Такая и руку отхватит — не поперхнётся...
 
  Меня покусала щука!!! Смех и грех!

  Вытащил щуку. Крючок она заглотила аж до самой... ну, вот до этой самой... Достать можно только пассатижами, если пасть зевником раскрыть, а зевник где‑то затерялся, — поутру ещё темновато, в траве не видно.

  Что ж, раскрыл ей пасть, взялся за нижнюю челюсть, чтобы до крючка добраться, а щука как крутанётся, из руки вырвалась. И на подушечке большого пальца тотчас кожа клочьями повисла, кровь пошла — пришлось палец перевязывать.

  Вот такой зверь. Ей палец в рот не клади!

Не зная броду, не суй куда попало!

«Мушки»
 
  Случился как‑то на летней хариусной рыбалке весьма пикантный случай, отчего имя «героя» придётся умолчать. И другое: мужики меня поймут правильно, а женщинам, ежели что, приношу свои глубокие извинения. Но из песни, как известно, слова не выкинешь.

  Хариуса ловят на «мушку» — нечто вроде мормышки, напоминающей лохматую гусеничку, что валятся в воду со свисающих над речкой кустов. Уж очень хариус любит этих гусеничек! Изготавливается «мушка» довольно просто: на цевьё крючка наматывается нитка с наклеенным на неё волосом. Однако есть нюанс: даже намокнув, волос должен торчать щетинкой и ни в коем случае не обвисать по цевью. Таким свойством обладает исключительно барсучья или, на худой конец, медвежья шерсть. Барсуки на Колыме отродясь не водились и потому из дальнейшего рассмотрения выпадают. Но и медведь не всегда в нужный момент под рукой оказывается, а оказавшись, не факт, что бывает готов безвозмездно поделиться своей шерстью. Вот и приходится рыбакам прибегать к подручным (хе‑хе!) материалам.

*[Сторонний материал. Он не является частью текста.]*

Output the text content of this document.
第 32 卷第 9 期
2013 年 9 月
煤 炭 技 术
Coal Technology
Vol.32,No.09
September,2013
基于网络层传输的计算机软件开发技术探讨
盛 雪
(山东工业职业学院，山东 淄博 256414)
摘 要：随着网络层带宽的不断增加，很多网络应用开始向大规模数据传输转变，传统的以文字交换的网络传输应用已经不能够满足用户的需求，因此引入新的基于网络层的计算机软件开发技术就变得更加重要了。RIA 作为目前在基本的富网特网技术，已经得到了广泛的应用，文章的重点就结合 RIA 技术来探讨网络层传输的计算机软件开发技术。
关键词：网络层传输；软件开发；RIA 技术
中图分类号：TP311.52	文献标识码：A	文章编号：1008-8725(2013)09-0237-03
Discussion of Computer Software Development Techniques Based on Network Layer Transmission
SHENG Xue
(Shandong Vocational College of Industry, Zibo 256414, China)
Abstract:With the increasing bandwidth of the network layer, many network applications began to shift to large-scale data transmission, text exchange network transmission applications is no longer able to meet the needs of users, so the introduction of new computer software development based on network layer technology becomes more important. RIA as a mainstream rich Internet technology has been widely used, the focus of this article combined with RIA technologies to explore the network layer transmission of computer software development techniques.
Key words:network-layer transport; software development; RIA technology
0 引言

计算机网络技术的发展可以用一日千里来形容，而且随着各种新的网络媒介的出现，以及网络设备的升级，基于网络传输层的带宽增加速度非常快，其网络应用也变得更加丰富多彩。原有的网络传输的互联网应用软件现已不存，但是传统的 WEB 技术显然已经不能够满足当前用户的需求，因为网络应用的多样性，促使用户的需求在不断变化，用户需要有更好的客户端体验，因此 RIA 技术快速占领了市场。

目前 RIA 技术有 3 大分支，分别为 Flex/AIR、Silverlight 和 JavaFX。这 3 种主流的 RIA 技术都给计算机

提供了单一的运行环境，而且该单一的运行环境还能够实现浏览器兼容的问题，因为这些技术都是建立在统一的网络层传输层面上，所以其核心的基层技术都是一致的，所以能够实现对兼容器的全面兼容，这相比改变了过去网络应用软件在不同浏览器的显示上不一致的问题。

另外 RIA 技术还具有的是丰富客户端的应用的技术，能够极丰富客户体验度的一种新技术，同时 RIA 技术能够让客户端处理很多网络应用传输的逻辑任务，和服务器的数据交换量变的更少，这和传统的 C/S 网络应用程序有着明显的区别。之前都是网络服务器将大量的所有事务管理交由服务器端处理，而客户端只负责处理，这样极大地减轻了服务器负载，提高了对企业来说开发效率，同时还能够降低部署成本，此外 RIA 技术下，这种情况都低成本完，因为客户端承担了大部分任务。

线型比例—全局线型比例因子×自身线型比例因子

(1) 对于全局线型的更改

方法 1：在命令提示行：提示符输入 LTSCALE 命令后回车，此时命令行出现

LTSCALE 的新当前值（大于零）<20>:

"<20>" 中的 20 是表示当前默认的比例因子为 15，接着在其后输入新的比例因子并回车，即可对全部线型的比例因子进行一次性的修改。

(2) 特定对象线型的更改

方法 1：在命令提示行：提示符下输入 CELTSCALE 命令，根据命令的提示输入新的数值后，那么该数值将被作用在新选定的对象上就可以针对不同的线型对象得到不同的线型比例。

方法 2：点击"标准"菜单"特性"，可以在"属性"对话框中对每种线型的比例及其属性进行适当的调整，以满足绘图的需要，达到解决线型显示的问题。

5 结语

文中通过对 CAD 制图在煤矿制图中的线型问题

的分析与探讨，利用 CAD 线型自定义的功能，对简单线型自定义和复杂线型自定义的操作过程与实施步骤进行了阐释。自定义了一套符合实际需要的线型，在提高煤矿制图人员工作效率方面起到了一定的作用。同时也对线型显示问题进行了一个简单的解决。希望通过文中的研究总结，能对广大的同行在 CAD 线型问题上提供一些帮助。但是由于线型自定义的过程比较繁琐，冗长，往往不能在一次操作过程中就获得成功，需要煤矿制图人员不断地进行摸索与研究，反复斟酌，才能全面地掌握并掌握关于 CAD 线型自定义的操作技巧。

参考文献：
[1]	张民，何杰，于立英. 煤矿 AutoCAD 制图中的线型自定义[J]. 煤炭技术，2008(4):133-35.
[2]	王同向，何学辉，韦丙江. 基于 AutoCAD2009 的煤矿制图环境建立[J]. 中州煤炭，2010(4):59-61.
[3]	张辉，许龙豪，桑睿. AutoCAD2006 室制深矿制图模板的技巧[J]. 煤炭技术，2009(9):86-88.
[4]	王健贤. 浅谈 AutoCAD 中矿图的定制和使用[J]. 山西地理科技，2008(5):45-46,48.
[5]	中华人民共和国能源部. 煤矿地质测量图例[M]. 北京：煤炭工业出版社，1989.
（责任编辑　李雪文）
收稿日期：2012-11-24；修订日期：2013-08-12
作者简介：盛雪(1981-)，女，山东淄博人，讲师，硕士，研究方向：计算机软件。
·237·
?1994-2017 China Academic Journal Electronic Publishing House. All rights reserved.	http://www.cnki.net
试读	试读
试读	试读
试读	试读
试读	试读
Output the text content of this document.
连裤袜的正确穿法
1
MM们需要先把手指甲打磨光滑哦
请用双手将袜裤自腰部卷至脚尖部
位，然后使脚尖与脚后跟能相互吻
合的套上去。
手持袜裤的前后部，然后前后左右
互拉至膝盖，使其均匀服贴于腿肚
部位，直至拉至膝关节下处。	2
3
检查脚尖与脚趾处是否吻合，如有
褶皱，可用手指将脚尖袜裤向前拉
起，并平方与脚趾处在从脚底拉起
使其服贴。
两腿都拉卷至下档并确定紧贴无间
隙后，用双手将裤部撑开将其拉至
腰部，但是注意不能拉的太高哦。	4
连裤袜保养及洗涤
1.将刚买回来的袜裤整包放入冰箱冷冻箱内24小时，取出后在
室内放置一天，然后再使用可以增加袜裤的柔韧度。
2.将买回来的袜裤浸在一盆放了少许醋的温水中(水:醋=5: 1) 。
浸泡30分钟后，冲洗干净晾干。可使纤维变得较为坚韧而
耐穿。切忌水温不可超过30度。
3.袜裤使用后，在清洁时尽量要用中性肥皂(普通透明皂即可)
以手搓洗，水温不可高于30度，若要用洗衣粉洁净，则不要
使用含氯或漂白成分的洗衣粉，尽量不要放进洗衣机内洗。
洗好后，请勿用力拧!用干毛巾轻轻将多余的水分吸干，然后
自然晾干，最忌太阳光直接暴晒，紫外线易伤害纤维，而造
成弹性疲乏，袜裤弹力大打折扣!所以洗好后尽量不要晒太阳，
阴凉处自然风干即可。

  Уточним. К счастью, указанным необходимым свойством обладает ещё одна шерсть — та, что украшает лобок самого человечного из млекопитающих — Homo sapiens. И этот самый «Homo», будучи некоторым образом «sapiens», поставленный в условия отсутствия в наличии барсуков и медведей, постоянно использует при изготовлении «мушек» как раз таковую шёрстку. (К слову, если кого интересуют семантические подробности, то из‑за применяемого материала данную «мушку» называют «мудянкой» — ещё раз: миль пардон!)

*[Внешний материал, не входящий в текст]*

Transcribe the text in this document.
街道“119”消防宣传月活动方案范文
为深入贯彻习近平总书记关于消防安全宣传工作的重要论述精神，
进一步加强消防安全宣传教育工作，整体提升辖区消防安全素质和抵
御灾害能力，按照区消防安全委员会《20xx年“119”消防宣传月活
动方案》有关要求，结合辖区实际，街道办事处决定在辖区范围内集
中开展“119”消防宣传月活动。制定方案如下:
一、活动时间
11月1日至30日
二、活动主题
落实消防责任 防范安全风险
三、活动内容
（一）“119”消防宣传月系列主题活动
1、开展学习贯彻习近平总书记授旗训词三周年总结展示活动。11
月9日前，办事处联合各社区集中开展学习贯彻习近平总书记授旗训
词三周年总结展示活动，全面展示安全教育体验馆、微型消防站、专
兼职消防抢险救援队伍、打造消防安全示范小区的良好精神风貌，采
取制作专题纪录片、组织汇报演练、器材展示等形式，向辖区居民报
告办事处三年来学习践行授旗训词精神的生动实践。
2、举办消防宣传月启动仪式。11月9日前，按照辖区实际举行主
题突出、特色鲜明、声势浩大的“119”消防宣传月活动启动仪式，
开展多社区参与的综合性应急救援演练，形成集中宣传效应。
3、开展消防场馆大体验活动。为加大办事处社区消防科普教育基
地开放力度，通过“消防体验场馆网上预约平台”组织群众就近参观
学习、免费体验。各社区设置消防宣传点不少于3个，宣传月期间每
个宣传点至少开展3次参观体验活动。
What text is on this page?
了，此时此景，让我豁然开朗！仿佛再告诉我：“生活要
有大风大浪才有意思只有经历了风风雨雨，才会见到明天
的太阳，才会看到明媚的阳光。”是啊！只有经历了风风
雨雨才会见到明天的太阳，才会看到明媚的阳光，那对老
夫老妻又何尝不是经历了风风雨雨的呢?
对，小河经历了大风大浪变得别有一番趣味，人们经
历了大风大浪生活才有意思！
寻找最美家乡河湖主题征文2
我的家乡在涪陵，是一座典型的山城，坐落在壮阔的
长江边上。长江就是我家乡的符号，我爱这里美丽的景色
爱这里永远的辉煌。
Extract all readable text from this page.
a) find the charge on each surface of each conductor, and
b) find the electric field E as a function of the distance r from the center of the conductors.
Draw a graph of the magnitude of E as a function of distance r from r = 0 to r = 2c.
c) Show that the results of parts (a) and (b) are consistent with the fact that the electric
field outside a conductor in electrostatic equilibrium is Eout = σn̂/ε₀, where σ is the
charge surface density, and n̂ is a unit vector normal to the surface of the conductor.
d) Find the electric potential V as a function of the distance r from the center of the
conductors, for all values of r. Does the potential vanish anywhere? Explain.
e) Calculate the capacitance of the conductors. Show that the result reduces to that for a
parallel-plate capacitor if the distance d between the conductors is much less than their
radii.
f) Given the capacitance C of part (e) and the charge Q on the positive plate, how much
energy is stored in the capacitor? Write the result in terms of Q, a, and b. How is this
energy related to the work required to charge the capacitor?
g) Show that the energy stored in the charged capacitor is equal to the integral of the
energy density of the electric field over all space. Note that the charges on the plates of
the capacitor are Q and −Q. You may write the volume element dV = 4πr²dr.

  Так вот, если учесть, что во время лова «мушки» зачастую обрываются или обгрызаются хищным хариусом до самой нитяной основы, запас оных необходимо не только обеспечить изначально, но и регулярно пополнять в течение всего хариусного сезона. Оттого к окончанию сезона соответствующая часть тела рыбака напоминает изрядно побитую молью старую шубу...

  Ну, значит, приехали мы на речку и разбрелись по лесистому берегу — кто вверх по течению, кто вниз. Наловились — кто больше, кто меньше, но подошло время ужин готовить, поесть и спать укладываться — подъём на рыбалке ранний. Собрались у костра, но одного не досчитываемся. Да ладно, чего переживать — человек он опытный, в тайге не первый раз да и куда он от реки уйдёт! В общем, не заблудится.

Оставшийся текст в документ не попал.